Title: On some scaling issues in training physics-informed neural networks

Speaker: Zhongqiang Zhang

Associate Professor

Department of Mathematical Sciences

Worcester Polytechnic Institute

https://www.wpi.edu/~zzhang7/

Abstract

Training in physics-informed machine learning is often realized with low-order methods, such as stochastic gradient descent. Such training methods usually lead to better learning of solutions with low frequencies and small gradients. For solutions of high frequencies and large gradients, we consider two classes of problems. The first class of problems is high-dimensional Fokker-Planck equations, where the solutions are of small scales but not negligible in regions. We use tensor-neural networks and show how to deal with solutions of small scales but with large gradients. The second class of problems is low-dimensional partial differential equations with small parameters, such as boundary layers. We discuss a two-scale neural network method and introduce a streamlined approach to tackle large-gradient issues induced by small parameters.

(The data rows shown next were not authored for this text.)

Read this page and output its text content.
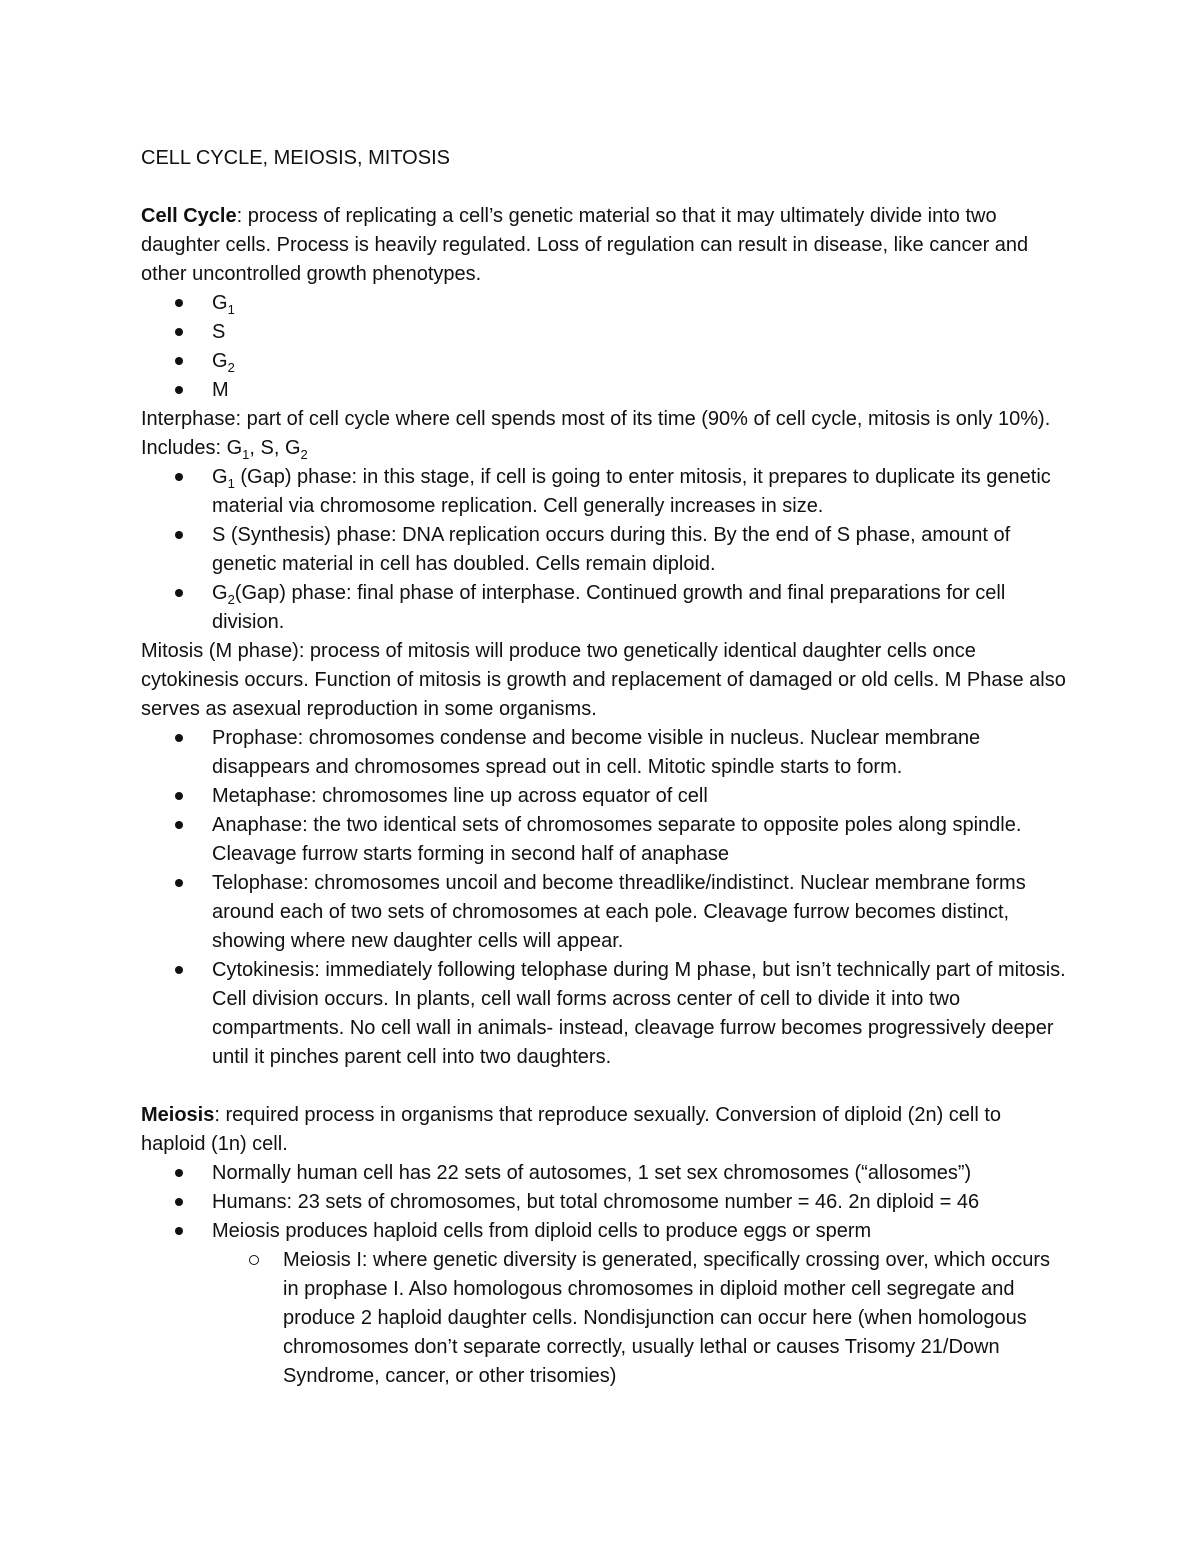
CELL CYCLE, MEIOSIS, MITOSIS

Cell Cycle: process of replicating a cell’s genetic material so that it may ultimately divide into two daughter cells. Process is heavily regulated. Loss of regulation can result in disease, like cancer and other uncontrolled growth phenotypes.

$G_1$
S
$G_2$
M

Interphase: part of cell cycle where cell spends most of its time (90% of cell cycle, mitosis is only 10%). Includes: $G_1$, S, $G_2$

$G_1$ (Gap) phase: in this stage, if cell is going to enter mitosis, it prepares to duplicate its genetic material via chromosome replication. Cell generally increases in size.
S (Synthesis) phase: DNA replication occurs during this. By the end of S phase, amount of genetic material in cell has doubled. Cells remain diploid.
$G_2(Gap)$ phase: final phase of interphase. Continued growth and final preparations for cell division.

Mitosis (M phase): process of mitosis will produce two genetically identical daughter cells once cytokinesis occurs. Function of mitosis is growth and replacement of damaged or old cells. M Phase also serves as asexual reproduction in some organisms.

Prophase: chromosomes condense and become visible in nucleus. Nuclear membrane disappears and chromosomes spread out in cell. Mitotic spindle starts to form.
Metaphase: chromosomes line up across equator of cell
Anaphase: the two identical sets of chromosomes separate to opposite poles along spindle. Cleavage furrow starts forming in second half of anaphase
Telophase: chromosomes uncoil and become threadlike/indistinct. Nuclear membrane forms around each of two sets of chromosomes at each pole. Cleavage furrow becomes distinct, showing where new daughter cells will appear.
Cytokinesis: immediately following telophase during M phase, but isn’t technically part of mitosis. Cell division occurs. In plants, cell wall forms across center of cell to divide it into two compartments. No cell wall in animals- instead, cleavage furrow becomes progressively deeper until it pinches parent cell into two daughters.

Meiosis: required process in organisms that reproduce sexually. Conversion of diploid (2n) cell to haploid (1n) cell.

Normally human cell has 22 sets of autosomes, 1 set sex chromosomes (“allosomes”)
Humans: 23 sets of chromosomes, but total chromosome number = 46. 2n diploid = 46
Meiosis produces haploid cells from diploid cells to produce eggs or sperm
Meiosis I: where genetic diversity is generated, specifically crossing over, which occurs in prophase I. Also homologous chromosomes in diploid mother cell segregate and produce 2 haploid daughter cells. Nondisjunction can occur here (when homologous chromosomes don’t separate correctly, usually lethal or causes Trisomy 21/Down Syndrome, cancer, or other trisomies)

About the Speaker:  Zhongqiang Zhang is an Associate Professor of Mathematics at Worcester Polytechnic Institute. His research interests include numerical methods for stochastic and integral differential equations, computational probability, and mathematics for machine learning. Before he joined in Worcester Polytechnic Institute in 2014, he received Ph.D. degrees in mathematics at Shanghai University in 2011 and in applied mathematics at Brown University in 2014. He co-authored a book with George Karniadakis on numerical methods for stochastic partial differential equations with white noise.